I was the first to blink, rejecting the pre-emptive strike scenario and choosing diplomacy, not normally one of my strong suits. ‘I’m working on my PhD in Political Science at Georgetown,’ I lied smoothly. ‘I was researching Jimmy Carter’s Peanut Brigade for my thesis when I stumbled across a folder containing some old correspondence between a woman named Lilith Chaloux and your husband, back when he was still calling himself Zan. I was able to track Lilith down for an interview – that’s when I learned about their affair – but your husband was always too busy to see me. I thought I might be able to get to him through you.’
Doro raised an eyebrow. ‘You’re a fool if you think I have any say-so where my husband’s calendar is concerned.’
‘I tried that route, too, but Jud Wilson certainly earns his salary, doesn’t he?’ I tipped an imaginary hat. ‘Great gatekeeper.’ I sighed, looked away, pensive. ‘Maybe if I had been able to talk to Meredith Logan it would have been a different story.’ When Doro didn’t react, I swooped in for the kill. ‘My daughter was a classmate of your husband’s production assistant, Meredith Logan. I knew her, too, although not as well.’
‘John had always been discreet,’ Doro mused, sounding distracted. ‘I appreciate discreet. One of the seven virtues, in my opinion. Meredith understood that, too.’ There was cold, hard steel in her gaze, a warning, perhaps: I expect you to be discreet, too, or maybe I’ll shoot you.
She who must be obeyed.
‘How did you know I’m not Lilith?’ I asked, genuinely curious.
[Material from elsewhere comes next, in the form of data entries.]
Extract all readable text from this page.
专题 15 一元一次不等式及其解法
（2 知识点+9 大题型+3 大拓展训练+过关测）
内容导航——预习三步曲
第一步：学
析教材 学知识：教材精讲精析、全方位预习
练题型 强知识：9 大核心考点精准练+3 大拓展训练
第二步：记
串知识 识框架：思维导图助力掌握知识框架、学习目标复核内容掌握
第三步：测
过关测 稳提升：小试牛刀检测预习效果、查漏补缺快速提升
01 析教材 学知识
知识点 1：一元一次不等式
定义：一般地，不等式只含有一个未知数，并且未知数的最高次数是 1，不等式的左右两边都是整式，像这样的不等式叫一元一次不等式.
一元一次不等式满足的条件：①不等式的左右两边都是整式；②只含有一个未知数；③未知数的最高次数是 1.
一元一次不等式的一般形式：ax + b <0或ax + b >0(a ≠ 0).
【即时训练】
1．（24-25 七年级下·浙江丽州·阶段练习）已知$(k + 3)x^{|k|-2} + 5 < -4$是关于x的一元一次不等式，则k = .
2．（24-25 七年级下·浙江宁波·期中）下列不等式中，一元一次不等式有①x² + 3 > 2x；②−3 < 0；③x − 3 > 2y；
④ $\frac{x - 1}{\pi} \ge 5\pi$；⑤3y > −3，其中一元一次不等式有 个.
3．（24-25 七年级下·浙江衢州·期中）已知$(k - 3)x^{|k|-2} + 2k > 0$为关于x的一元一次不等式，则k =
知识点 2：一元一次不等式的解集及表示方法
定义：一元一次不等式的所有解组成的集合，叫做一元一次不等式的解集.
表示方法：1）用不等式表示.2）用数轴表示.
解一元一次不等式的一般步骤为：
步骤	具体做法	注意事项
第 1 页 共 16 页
‘I found a photo in John’s wallet. I admit that you – rather, she - could have changed, but…’ Doro looked me up and down, smirked. ‘But not that much.’ Like a sudden rainstorm, Doro’s face turned cloudy, dark with fury. ‘Look, whoever the hell you really are, I’m asking you to stay out of my life.’
‘My name is-’
She held up her hand, cutting me off in mid-sentence. ‘Shut it! I don’t want to know your name because I’m quite sure I’ll never see you again.’
‘I…’
‘Isn’t that right?’ Doro glared. She must have had practice at issuing threats. I bet she ran though housekeepers like Congress ran through money.
Thoroughly cowed, I nodded.
‘I see we understand one another.’ Doro executed a neat about-face, nearly yanked the powder-room door off its hinges and stalked out, leaving me alone, still clutching a tube of NARS lipgloss in a too-pink shade called Easy Lover that a saleswoman at Nordstrom had once talked me into. I had painted the color on my lips and dropped the tube back into my handbag when I heard a toilet flush.
I froze, hardly breathing, waiting to see who it was who had overheard my argument with Dorothea Chandler.
The door to the stall eased open. A woman emerged. She wore the blue and white uniform of one of the kitchen staff. A Bluetooth wireless cell phone was clamped to her ear. ‘I told you and told you, Mama, don’t you go listening to that woman. She’s so full of shit she could fertilize the whole state of Maryland,’ the woman said as she twisted the taps and began washing her hands.